Blogger P'tit-Loup said...

Those films sound great and I really enjoyed the story on the Student Agency! Unfortunately the films only come in a format that I don't believe my DVD player can use. I hear the weather is particularly cold in Praha these days! Stay warm!

January 29, 2006 5:31 AM  
Blogger Karla said...

I doubt you can play the films on your American DVD player, but you should be able to play them on a computer. I did a little research on this and there are two issues involved: first is which part of the world the DVD is zoned for (Czech videos vary somewhat on this), while the second is that American and European TV screens are different, so that even if you have the correct zone, there's a screen problem.

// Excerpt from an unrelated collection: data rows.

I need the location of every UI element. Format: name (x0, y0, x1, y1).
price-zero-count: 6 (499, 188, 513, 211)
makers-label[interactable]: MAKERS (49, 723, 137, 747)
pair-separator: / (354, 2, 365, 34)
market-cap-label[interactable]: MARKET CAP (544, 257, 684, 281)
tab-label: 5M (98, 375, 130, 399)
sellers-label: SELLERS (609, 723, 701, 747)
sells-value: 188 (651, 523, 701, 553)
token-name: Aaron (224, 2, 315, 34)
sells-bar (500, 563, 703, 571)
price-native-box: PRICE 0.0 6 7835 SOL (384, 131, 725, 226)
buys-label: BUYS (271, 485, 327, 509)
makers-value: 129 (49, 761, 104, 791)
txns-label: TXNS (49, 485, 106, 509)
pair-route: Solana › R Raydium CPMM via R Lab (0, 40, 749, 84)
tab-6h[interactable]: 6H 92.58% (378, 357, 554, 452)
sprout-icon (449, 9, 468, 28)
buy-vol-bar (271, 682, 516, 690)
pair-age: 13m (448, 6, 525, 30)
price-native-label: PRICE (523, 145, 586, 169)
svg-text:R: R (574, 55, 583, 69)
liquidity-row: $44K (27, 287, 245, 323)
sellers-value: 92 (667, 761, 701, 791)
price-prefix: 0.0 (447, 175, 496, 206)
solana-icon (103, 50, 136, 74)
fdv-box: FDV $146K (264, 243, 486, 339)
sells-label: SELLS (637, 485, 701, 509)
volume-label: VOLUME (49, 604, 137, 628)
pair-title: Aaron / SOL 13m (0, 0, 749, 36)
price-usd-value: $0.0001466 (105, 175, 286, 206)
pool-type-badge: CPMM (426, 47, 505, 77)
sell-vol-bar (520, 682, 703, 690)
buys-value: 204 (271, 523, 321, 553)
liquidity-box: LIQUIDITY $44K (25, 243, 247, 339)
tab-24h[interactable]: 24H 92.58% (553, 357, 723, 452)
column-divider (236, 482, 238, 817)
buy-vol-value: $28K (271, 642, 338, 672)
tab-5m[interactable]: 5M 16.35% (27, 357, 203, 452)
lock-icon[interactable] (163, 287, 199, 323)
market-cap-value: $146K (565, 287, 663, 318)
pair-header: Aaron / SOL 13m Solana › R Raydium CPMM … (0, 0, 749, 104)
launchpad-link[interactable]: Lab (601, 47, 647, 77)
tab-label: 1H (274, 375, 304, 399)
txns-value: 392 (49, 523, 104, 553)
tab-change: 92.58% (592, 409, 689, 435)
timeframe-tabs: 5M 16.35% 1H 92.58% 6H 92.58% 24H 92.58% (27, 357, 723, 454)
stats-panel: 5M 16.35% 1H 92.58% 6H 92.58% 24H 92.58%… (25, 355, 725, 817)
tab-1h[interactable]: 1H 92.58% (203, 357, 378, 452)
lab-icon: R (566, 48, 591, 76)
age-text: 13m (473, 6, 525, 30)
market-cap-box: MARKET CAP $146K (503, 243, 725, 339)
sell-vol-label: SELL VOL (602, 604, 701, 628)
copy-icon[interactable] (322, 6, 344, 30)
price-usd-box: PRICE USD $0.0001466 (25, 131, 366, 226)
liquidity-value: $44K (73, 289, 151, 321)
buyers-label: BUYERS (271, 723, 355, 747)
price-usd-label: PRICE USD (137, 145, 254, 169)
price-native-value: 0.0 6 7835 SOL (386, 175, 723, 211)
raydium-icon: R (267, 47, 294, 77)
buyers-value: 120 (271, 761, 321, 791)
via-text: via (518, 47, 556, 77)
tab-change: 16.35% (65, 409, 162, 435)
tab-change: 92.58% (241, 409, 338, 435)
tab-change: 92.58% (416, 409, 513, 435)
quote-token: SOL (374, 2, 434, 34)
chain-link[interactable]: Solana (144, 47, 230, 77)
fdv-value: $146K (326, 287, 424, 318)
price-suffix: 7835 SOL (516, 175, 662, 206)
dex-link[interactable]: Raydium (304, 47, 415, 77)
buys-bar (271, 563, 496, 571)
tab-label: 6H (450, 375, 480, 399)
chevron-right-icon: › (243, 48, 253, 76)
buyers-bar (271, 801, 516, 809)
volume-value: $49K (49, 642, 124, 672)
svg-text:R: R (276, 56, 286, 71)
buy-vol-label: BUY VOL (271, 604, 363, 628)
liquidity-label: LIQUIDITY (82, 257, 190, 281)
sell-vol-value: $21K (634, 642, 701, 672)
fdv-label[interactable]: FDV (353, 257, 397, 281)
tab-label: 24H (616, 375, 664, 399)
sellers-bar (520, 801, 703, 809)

I play Czech DVDs on my laptop with no problems in either respect. We have actually managed to get five people watching the laptop at once, although I don't suppose everyone got an equally good image.

January 29, 2006 11:41 AM  
Blogger P'tit-Loup said...

Ah! Finally the light bulb goes on in my mind! This must be why I have had some issues with a dvd that a friend from Svitavy gave me. It plays fine on the computer, but not on the tv, and I have not been able to upload it on my computer, probably for the same reason. Thanks for letting me clarify that. I do watch some films on my computer already when my hubby wants to watch something else on the tube, so I certainly can do that.

January 30, 2006 1:24 AM  
Blogger Karla said...

There are also DVD players that will play European, but that means getting a second one and I don't know how common they are in the US (though I know they're available). I don't know if there are dual machines.